Flawed but great US founders
It turns out that scandal-mongering, partisan squabbling, and political intrigue are old, if not venerated, American traditions. Founding Brothers (History Channel, May 27 and 28, 9-11 p.m.) looks at the nation's founders as they worked with one another after the American Revolution. It isn't always a pretty picture.
But even when they were spreading rumors, leaking scandals to the press, or making alliances against one another, they actually did have the good of the nation (as each saw it) in mind.
The film is based on the Pulitzer Prize-winning book by Joseph Ellis, and the filmmakers interview a variety of historians as well to make the picture as fair as possible to each of these extraordinary men. Paintings, etchings, reproductions, and reenactments give visual richness to the narrative.
Learning that great men sometimes misbehaved like schoolboys makes the program disconcerting. Yet their scuffling made possible a new kind of politics a balance of powers and a concern for the ordinary citizen.
The story begins as George Washington is inaugurated president and John Adams vice president. The country is nearly bankrupt, the slave issue threatens to divide the country, and the British remain a constant threat. But the people loved Washington. He was the glue holding hostile factions together, as Hamilton and Jefferson took potshots at each other.
When Washington retired after eight years, he took the glue of solidarity with him. John Adams was elected president and the runner-up, Jefferson, became vice president (imagine Al Gore as President Bush's vice president!). Eventually, Jefferson was helped to the presidency by his old enemy Hamilton.
In old age, John Adams and Jefferson found solace in renewed friendship. They both died on July 4, 1826.
Overall, it's a truly amazing story. The first two hours are not as uplifting as the second two. It is helpful to remember that although these men were brilliant, they were certainly human, too. But they rose to the task of creating a new nation despite their flaws. And the tensions among them actually encouraged compromise and experimentation.
Joanne Freeman, professor of history at Yale University and author of "Affairs of Honor: National Politics in the New Republic," is one of the historians in the film. She says Americans don't know their own history as well as they should. Part of the problem, she says, is that we were taught names and dates, but not the human process at work.
"It has to do with trying to understand how and why people at that time did what they did," she says.

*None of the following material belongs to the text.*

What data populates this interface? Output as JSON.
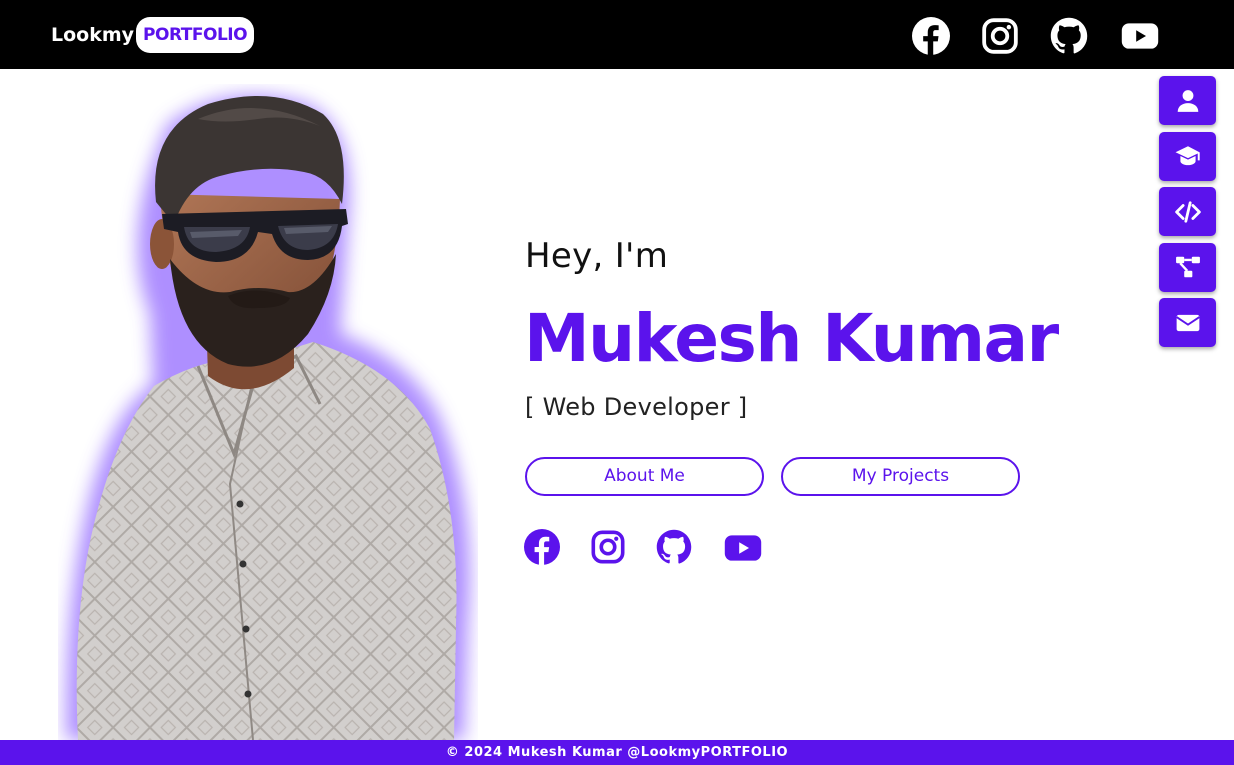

The film was made from the human point of view, she says, probing such questions as: What was Washington's strategy? Why did the British think they were right?
The men were doing something extraordinary, she says, but they were not without flaws. Despite pressure from women like Abigail Adams and their own misgivings about slavery, the Founding Fathers neither liberated slaves nor granted women full citizenship.

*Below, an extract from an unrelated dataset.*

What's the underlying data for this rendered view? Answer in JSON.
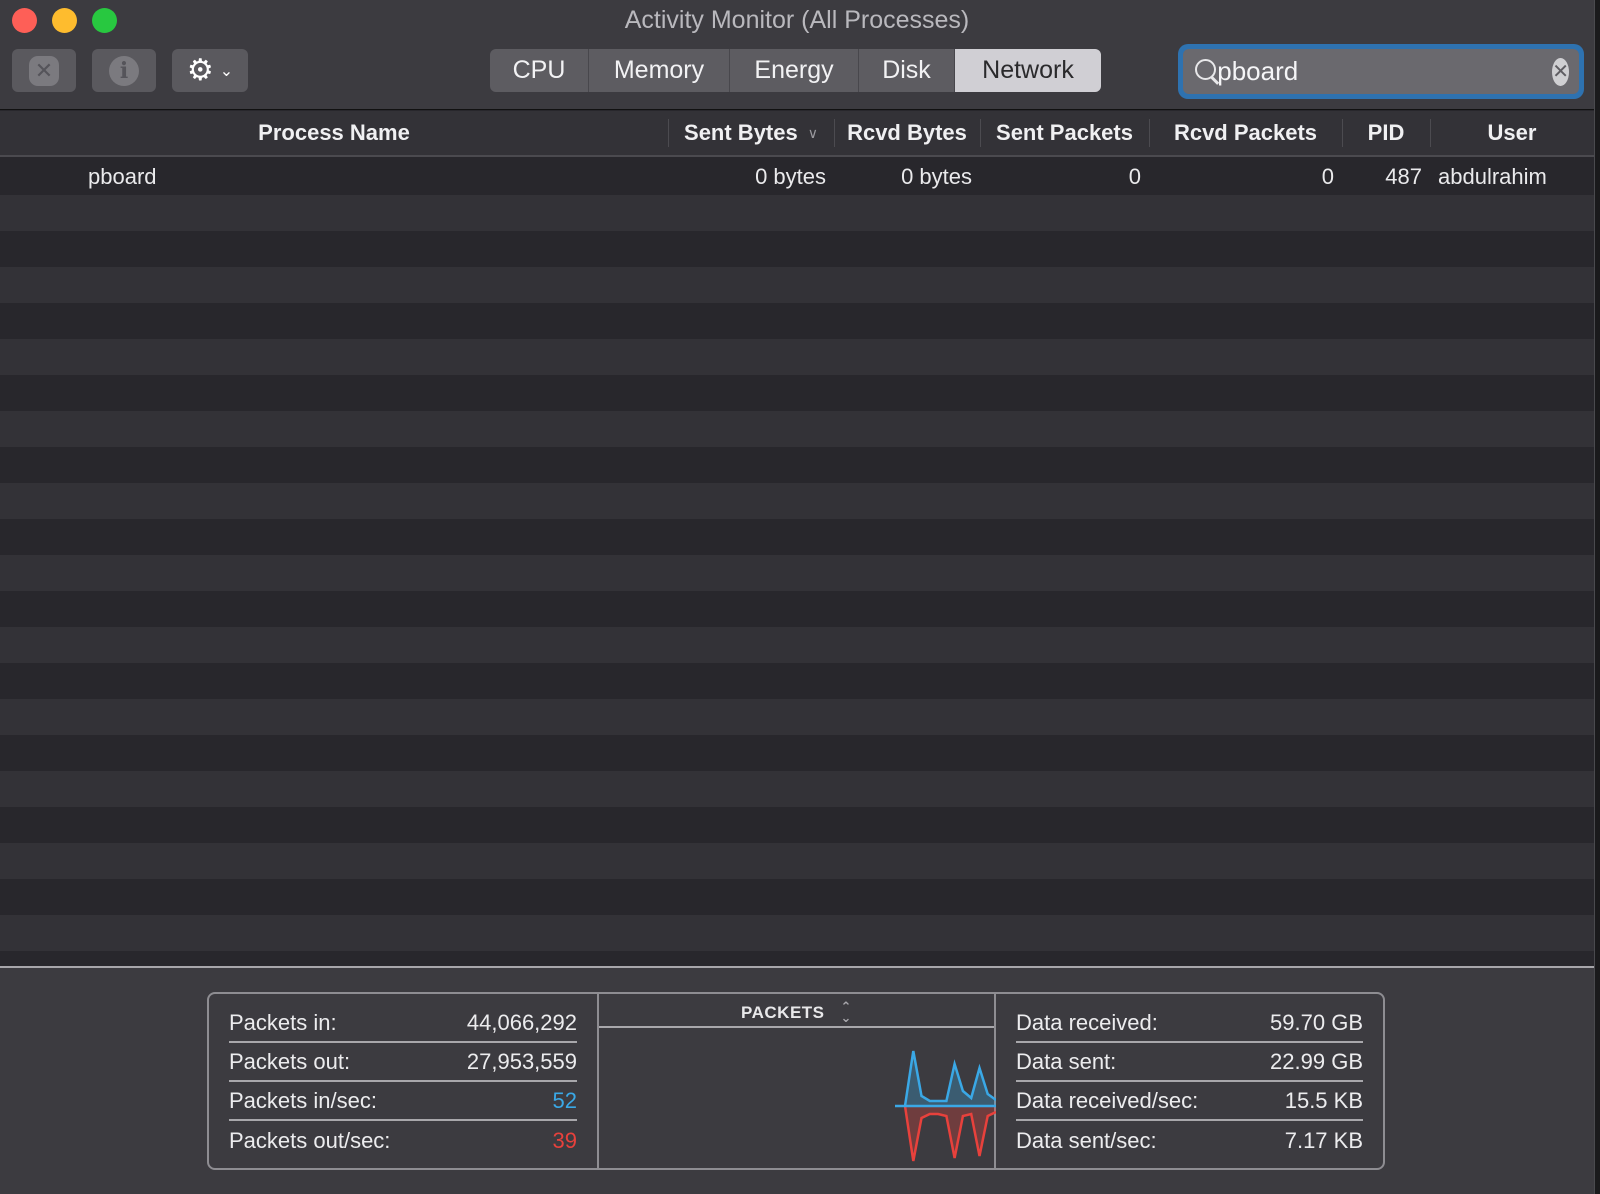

But they did keep an eye on the well-being of future generations a major difference between them and politicians today, she says. "They spent a lot of time worrying about posterity ... they were aiming to do something amazing, and they were trying to transcend their own time."
* * *
A modest, well-made film on Showtime celebrates the last effort of a great American novelist. Last Call (May 25, 8-10 p.m.) finds F. Scott Fitzgerald (Jeremy Irons) struggling with alcoholism, but trying hard to write another book, "The Last Tycoon," helped by his secretary, Frances Kroll.

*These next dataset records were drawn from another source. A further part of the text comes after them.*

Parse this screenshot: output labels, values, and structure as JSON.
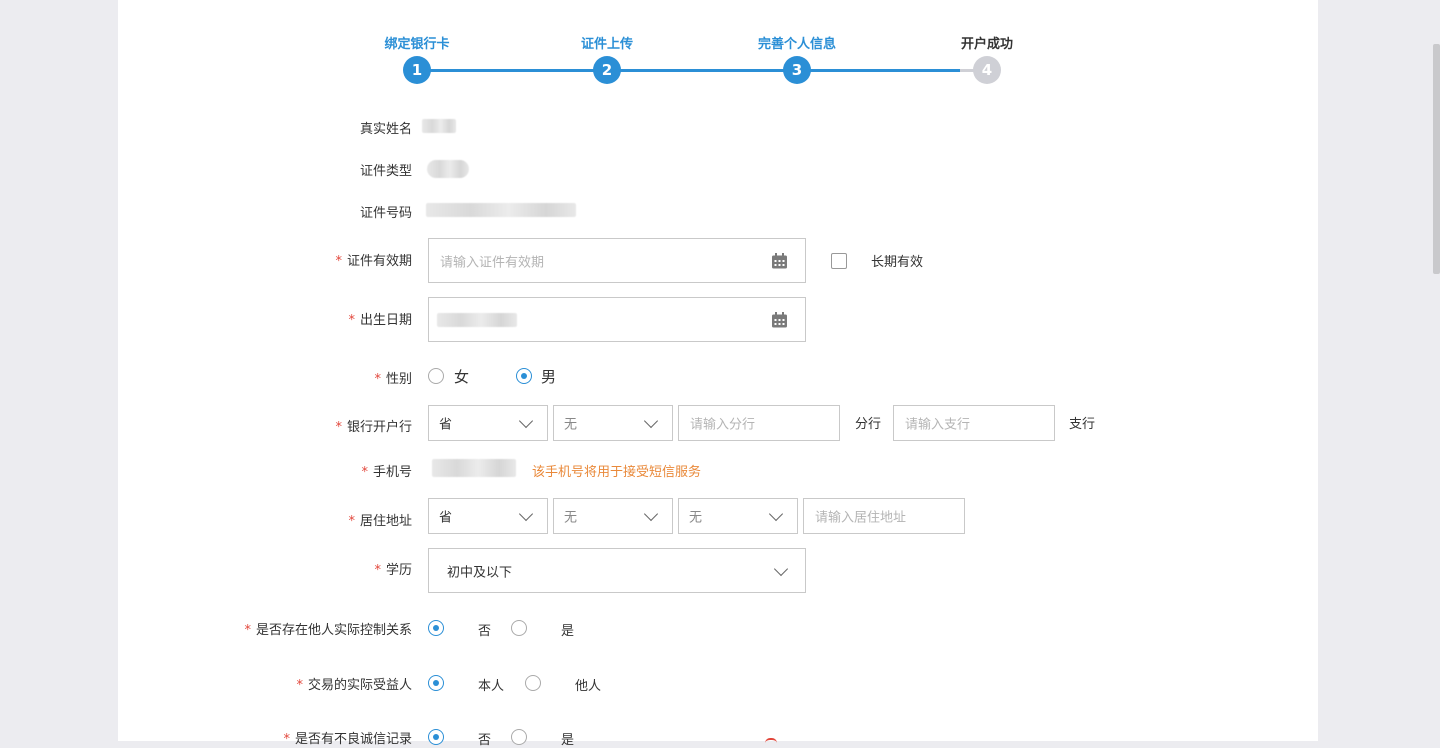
{
  "steps": [
    {
      "label": "绑定银行卡",
      "num": "1"
    },
    {
      "label": "证件上传",
      "num": "2"
    },
    {
      "label": "完善个人信息",
      "num": "3"
    },
    {
      "label": "开户成功",
      "num": "4"
    }
  ],
  "form": {
    "real_name": {
      "label": "真实姓名"
    },
    "id_type": {
      "label": "证件类型"
    },
    "id_number": {
      "label": "证件号码"
    },
    "id_validity": {
      "label": "证件有效期",
      "placeholder": "请输入证件有效期",
      "long_term": "长期有效"
    },
    "birth_date": {
      "label": "出生日期"
    },
    "gender": {
      "label": "性别",
      "female": "女",
      "male": "男",
      "selected": "男"
    },
    "bank": {
      "label": "银行开户行",
      "province": "省",
      "city": "无",
      "branch_placeholder": "请输入分行",
      "branch_suffix": "分行",
      "sub_placeholder": "请输入支行",
      "sub_suffix": "支行"
    },
    "phone": {
      "label": "手机号",
      "hint": "该手机号将用于接受短信服务"
    },
    "address": {
      "label": "居住地址",
      "province": "省",
      "city": "无",
      "district": "无",
      "placeholder": "请输入居住地址"
    },
    "education": {
      "label": "学历",
      "value": "初中及以下"
    },
    "control": {
      "label": "是否存在他人实际控制关系",
      "no": "否",
      "yes": "是",
      "selected": "否"
    },
    "beneficiary": {
      "label": "交易的实际受益人",
      "self": "本人",
      "other": "他人",
      "selected": "本人"
    },
    "credit": {
      "label": "是否有不良诚信记录",
      "no": "否",
      "yes": "是",
      "selected": "否"
    }
  },
  "colors": {
    "primary": "#2b8fd6",
    "required": "#e2463b",
    "hint": "#e9893a",
    "pending": "#cfd0d6"
  }
}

Frances (Neve Campbell) listens to Fitzgerald's problems, helps him with a woman friend, and encourages him to stop drinking. Mr. Irons has made a career of playing decadent men ("Reversal of Fortune," "Lolita," "Betrayal," "Stealing Beauty"). But he is capable of something more significant he can also play men of profound spiritual goodness ("The Mission"). Both of these talents are fused into an honest but loving tribute to Fitzgerald. Ms. Campbell holds her own with this powerful actor. There's spirit, strength, and compassion in her performance.